Il faut rendre la matière des finances si simple qu’elle puisse être facilement entendue par toutes sortes de personnes.(1) A la veille des Etats Généraux de Bretagne à Morlaix le 8 mars, il est bon de reprendre quelques bases essentielles de notre droit pour étoffer notre réflexion, aiguiser notre opinion sans tomber dans les préjugés et les lieux communs stériles. Nous avons à construire un nouveau monde, et nous en sommes sûrs, il naîtra à l’Ouest car c’est de là que viennent toujours de grandes tempêtes, et l’air iodé qui empêche les moutons de dormir.
Extrait de la déclaration des droits de l’Homme de 1789
Art. 13. Pour l'entretien de la force publique, et pour les dépenses d'administration, une contribution commune est indispensable : elle doit être également répartie entre tous les citoyens, en raison de leurs facultés.
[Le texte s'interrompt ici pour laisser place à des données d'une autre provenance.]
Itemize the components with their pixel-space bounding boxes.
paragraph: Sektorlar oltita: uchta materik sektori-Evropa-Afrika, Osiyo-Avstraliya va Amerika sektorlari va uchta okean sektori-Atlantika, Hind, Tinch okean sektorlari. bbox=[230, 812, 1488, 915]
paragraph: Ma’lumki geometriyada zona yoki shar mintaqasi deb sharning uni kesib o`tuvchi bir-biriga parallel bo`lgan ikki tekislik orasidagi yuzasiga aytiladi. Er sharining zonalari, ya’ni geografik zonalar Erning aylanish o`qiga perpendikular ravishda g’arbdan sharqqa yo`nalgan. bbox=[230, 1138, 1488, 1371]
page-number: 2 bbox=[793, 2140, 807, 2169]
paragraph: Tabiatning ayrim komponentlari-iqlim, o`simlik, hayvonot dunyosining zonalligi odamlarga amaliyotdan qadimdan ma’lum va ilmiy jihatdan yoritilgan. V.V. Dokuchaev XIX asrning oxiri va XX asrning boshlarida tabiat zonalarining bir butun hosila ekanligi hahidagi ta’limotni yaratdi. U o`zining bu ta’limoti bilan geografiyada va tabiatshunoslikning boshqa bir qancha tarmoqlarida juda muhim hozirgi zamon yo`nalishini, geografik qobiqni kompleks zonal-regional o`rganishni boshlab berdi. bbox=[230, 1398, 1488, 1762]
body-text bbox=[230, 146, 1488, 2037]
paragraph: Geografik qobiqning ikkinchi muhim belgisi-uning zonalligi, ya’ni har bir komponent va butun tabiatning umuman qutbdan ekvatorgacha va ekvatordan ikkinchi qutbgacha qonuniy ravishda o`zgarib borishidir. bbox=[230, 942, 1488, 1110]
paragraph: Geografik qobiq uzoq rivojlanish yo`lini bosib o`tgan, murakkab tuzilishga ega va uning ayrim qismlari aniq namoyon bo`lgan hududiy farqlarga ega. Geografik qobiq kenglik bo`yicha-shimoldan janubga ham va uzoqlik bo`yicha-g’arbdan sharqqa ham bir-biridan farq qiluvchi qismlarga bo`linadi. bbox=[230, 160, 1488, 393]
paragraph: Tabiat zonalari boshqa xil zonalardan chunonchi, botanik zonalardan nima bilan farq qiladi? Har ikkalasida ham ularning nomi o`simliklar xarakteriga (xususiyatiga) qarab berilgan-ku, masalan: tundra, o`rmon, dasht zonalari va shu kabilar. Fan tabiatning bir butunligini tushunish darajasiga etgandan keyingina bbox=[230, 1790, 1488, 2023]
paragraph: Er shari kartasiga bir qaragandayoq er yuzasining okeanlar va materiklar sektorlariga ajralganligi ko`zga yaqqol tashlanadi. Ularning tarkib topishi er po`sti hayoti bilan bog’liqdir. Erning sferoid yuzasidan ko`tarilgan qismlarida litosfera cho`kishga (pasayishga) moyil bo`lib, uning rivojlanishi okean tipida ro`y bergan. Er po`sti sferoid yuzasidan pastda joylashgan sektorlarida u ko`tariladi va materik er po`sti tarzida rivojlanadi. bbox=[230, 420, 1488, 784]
Art. 14. Tous les Citoyens ont le droit de constater, par eux-mêmes ou par leurs représentants, la nécessité de la contribution publique, de la consentir librement, d'en suivre l'emploi, et d'en déterminer la quotité, l'assiette, le recouvrement et la durée.
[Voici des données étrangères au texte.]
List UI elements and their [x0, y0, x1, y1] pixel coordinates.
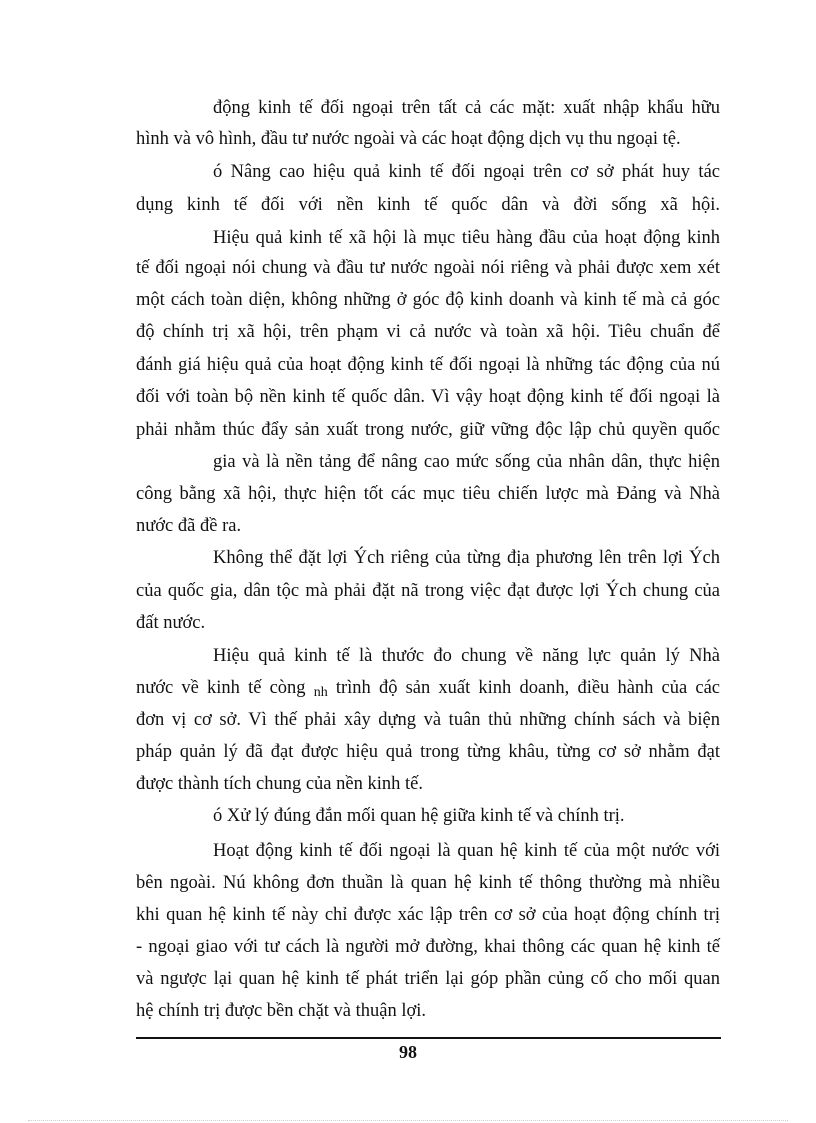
text-line: đánh giá hiệu quả của hoạt động kinh tế đối ngoại là những tác động của nú — [136, 355, 720, 375]
text-line: phải nhằm thúc đẩy sản xuất trong nước, giữ vững độc lập chủ quyền quốc — [136, 420, 720, 440]
text-line: khi quan hệ kinh tế này chỉ được xác lập trên cơ sở của hoạt động chính trị — [136, 905, 720, 925]
text-line: pháp quản lý đã đạt được hiệu quả trong từng khâu, từng cơ sở nhằm đạt — [136, 742, 720, 762]
text-line: tế đối ngoại nói chung và đầu tư nước ngoài nói riêng và phải được xem xét — [136, 258, 720, 278]
text-line: Hiệu quả kinh tế là thước đo chung về năng lực quản lý Nhà — [213, 646, 720, 666]
text-line: nước đã đề ra. — [136, 516, 242, 536]
text-segment: trình độ sản xuất kinh doanh, điều hành của các — [335, 678, 721, 698]
text-line: và ngược lại quan hệ kinh tế phát triển lại góp phần củng cố cho mối quan — [136, 969, 720, 989]
text-line: ó Xử lý đúng đắn mối quan hệ giữa kinh tế và chính trị. — [213, 806, 625, 826]
text-line-with-subscript — [136, 677, 720, 701]
text-line: ó Nâng cao hiệu quả kinh tế đối ngoại trên cơ sở phát huy tác — [213, 162, 720, 182]
text-line: động kinh tế đối ngoại trên tất cả các mặt: xuất nhập khẩu hữu — [213, 98, 720, 118]
text-line: Hoạt động kinh tế đối ngoại là quan hệ kinh tế của một nước với — [213, 841, 720, 861]
text-line: công bằng xã hội, thực hiện tốt các mục tiêu chiến lược mà Đảng và Nhà — [136, 484, 720, 504]
text-segment: nước về kinh tế còng — [136, 678, 306, 698]
text-line: Hiệu quả kinh tế xã hội là mục tiêu hàng đầu của hoạt động kinh — [213, 228, 720, 248]
text-line: đất nước. — [136, 613, 206, 633]
text-line: đơn vị cơ sở. Vì thế phải xây dựng và tuân thủ những chính sách và biện — [136, 710, 720, 730]
text-line: Không thể đặt lợi Ých riêng của từng địa phương lên trên lợi Ých — [213, 548, 720, 568]
text-line: dụng kinh tế đối với nền kinh tế quốc dân và đời sống xã hội. — [136, 195, 720, 215]
text-line: đối với toàn bộ nền kinh tế quốc dân. Vì vậy hoạt động kinh tế đối ngoại là — [136, 387, 720, 407]
footer-rule — [136, 1037, 721, 1039]
text-line: một cách toàn diện, không những ở góc độ kinh doanh và kinh tế mà cả góc — [136, 290, 720, 310]
text-line: hệ chính trị được bền chặt và thuận lợi. — [136, 1001, 427, 1021]
text-line: của quốc gia, dân tộc mà phải đặt nã trong việc đạt được lợi Ých chung của — [136, 581, 720, 601]
text-line: hình và vô hình, đầu tư nước ngoài và các hoạt động dịch vụ thu ngoại tệ. — [136, 129, 681, 149]
text-line: bên ngoài. Nú không đơn thuần là quan hệ kinh tế thông thường mà nhiều — [136, 873, 720, 893]
subscript-fragment: nh — [313, 685, 328, 700]
text-line: độ chính trị xã hội, trên phạm vi cả nước và toàn xã hội. Tiêu chuẩn để — [136, 322, 720, 342]
page-bottom-dotted-border — [28, 1120, 788, 1121]
text-line: được thành tích chung của nền kinh tế. — [136, 774, 423, 794]
page-number: 98 — [399, 1042, 417, 1062]
text-line: gia và là nền tảng để nâng cao mức sống của nhân dân, thực hiện — [213, 452, 720, 472]
text-line: - ngoại giao với tư cách là người mở đường, khai thông các quan hệ kinh tế — [136, 937, 720, 957]
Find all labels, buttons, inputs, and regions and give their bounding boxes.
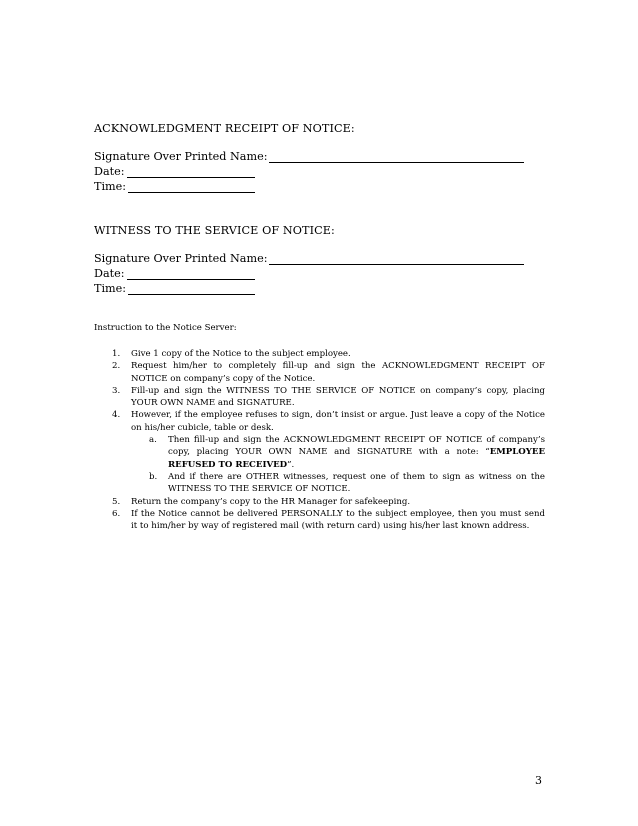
sub-item-text [168, 434, 545, 471]
witness-signature-field [94, 252, 524, 265]
witness-date-line [127, 268, 255, 280]
list-item [112, 385, 545, 410]
list-item-text: Give 1 copy of the Notice to the subject employee. [131, 349, 351, 359]
list-item-number: 1. [112, 349, 121, 359]
list-item [112, 496, 545, 508]
sub-item-letter: b. [149, 471, 158, 482]
list-item-number: 2. [112, 361, 121, 372]
ack-time-label: Time: [94, 180, 127, 193]
witness-time-line [128, 283, 255, 295]
witness-time-field [94, 282, 255, 295]
list-item-number: 6. [112, 508, 121, 519]
sub-list-item [149, 471, 545, 496]
witness-time-label: Time: [94, 282, 127, 295]
instructions-list [112, 348, 545, 532]
list-item [112, 409, 545, 434]
instructions-heading: Instruction to the Notice Server: [94, 323, 237, 333]
witness-date-field [94, 267, 255, 280]
list-item-text: Request him/her to completely fill-up and sign the ACKNOWLEDGMENT RECEIPT OF NOTICE on company’s copy of the Notice. [131, 361, 545, 384]
ack-date-field [94, 165, 255, 178]
witness-title: WITNESS TO THE SERVICE OF NOTICE: [94, 224, 335, 237]
sub-item-bold-note: EMPLOYEE REFUSED TO RECEIVED [168, 447, 545, 470]
ack-date-label: Date: [94, 165, 125, 178]
list-item [112, 348, 545, 360]
list-item-text: However, if the employee refuses to sign, don’t insist or argue. Just leave a copy of the Notice on his/her cubicle, table or desk. [131, 410, 545, 433]
list-item-text: If the Notice cannot be delivered PERSONALLY to the subject employee, then you must send it to him/her by way of registered mail (with return card) using his/her last known address. [131, 508, 545, 532]
ack-time-field [94, 180, 255, 193]
list-item [112, 508, 545, 533]
sub-item-text-after: ”. [287, 459, 295, 470]
list-item-text: Fill-up and sign the WITNESS TO THE SERVICE OF NOTICE on company’s copy, placing YOUR OWN NAME and SIGNATURE. [131, 385, 545, 409]
ack-title: ACKNOWLEDGMENT RECEIPT OF NOTICE: [94, 122, 355, 135]
list-item [112, 360, 545, 385]
sub-item-text-before: Then fill-up and sign the ACKNOWLEDGMENT RECEIPT OF NOTICE of company’s copy, placing YOUR OWN NAME and SIGNATURE with a note: “ [168, 435, 545, 458]
list-item-number: 3. [112, 385, 121, 396]
ack-date-line [127, 166, 255, 178]
sub-list-item [149, 434, 545, 471]
ack-time-line [128, 181, 255, 193]
sub-item-text: And if there are OTHER witnesses, request one of them to sign as witness on the WITNESS TO THE SERVICE OF NOTICE. [168, 471, 545, 495]
list-item-text: Return the company’s copy to the HR Manager for safekeeping. [131, 496, 411, 507]
witness-date-label: Date: [94, 267, 125, 280]
list-item-number: 5. [112, 496, 121, 507]
page-number: 3 [535, 774, 542, 787]
ack-signature-label: Signature Over Printed Name: [94, 150, 268, 163]
witness-signature-label: Signature Over Printed Name: [94, 252, 268, 265]
sub-item-letter: a. [149, 435, 157, 446]
list-item-number: 4. [112, 410, 121, 421]
ack-signature-line [269, 151, 524, 163]
witness-signature-line [269, 253, 524, 265]
ack-signature-field [94, 150, 524, 163]
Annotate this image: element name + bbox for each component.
Art. 15. La Société a le droit de demander compte à tout Agent public de son administration
Réfléchir sur l’impôt est une tâche difficile car le sujet est complexe, on parle à juste titre de « maquis fiscal ». Ce dernier terme a le sens de « végétations denses et peu accessibles, de région isolée, montagneuse et boisée, mais dans son sens figuré, d’affaire compliquée, obscure et de situation inextricable » et bien évidemment le noble besogneux de notre région ne comprend pas grand chose et les spécialistes fiscalistes qui passent du temps sur ces bibles recherchent en vain la voix d’un seigneur qui pourrait les éclairer. Et nos entrepreneurs (petits et moyens, pas ceux du CAC 40), piqués sans arrêt par ces épines, étouffés par cette végétation incompréhensible se perdent dans des impasses, ne voient plus l’avenir, ne produisent plus...meurent.
Sur ces simples articles de 1789, nous pourrions déjà réclamer l’application de certains principes de base perdus dans l’empilement des textes, des institutions et des pouvoirs, monopolisés par une soi-disant élite...
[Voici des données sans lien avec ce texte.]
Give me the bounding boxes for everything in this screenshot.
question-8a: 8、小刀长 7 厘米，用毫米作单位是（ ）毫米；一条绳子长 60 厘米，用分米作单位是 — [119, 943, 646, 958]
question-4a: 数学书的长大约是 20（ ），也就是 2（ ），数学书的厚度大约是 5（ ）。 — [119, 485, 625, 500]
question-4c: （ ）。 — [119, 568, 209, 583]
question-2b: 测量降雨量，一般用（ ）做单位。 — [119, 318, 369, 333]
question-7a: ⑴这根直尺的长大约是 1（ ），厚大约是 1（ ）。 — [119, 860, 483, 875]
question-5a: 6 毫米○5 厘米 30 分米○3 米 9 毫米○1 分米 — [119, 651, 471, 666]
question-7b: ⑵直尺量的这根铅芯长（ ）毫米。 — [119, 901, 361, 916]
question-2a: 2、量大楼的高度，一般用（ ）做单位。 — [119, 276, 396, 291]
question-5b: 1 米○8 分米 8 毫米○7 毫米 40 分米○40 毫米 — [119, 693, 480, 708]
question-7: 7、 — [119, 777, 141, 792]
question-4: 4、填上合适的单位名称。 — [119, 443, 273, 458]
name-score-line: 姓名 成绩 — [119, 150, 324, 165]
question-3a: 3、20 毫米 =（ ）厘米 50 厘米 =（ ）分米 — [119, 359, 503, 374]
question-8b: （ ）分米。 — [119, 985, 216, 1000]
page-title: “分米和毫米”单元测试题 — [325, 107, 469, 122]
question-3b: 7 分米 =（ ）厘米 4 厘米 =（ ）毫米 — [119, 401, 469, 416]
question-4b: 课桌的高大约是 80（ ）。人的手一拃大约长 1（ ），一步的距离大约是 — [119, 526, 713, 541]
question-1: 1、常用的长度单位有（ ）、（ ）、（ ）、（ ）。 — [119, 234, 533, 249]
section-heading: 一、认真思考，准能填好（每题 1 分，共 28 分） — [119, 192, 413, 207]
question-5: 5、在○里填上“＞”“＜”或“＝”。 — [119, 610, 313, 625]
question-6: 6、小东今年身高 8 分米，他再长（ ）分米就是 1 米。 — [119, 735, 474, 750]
Le bon père de famille(2), ce « nous tous » ne remettra pas en cause le principe d’une contribution pour le fonctionnement général et l’investissement public. D’ailleurs la générosité, lorsqu’elle est sollicitée reste généralement au rendez vous (l’article 13 est donc acceptable et accepté en général)
Le questionnement sur la fiscalité touche à tous les grands sujets de la société, elle est le précipité d’un « vivre ensemble », d’une « concorde » (ceux qui tiennent une même corde), la partie financière du lien social tendu par la triple fonction « donner-recevoir-rendre ».Le monde change vite et s’élargie constamment et les liens sociaux se déplacent. Nous traversons une grande révolution induite par les objets numériques qui nous envahissent.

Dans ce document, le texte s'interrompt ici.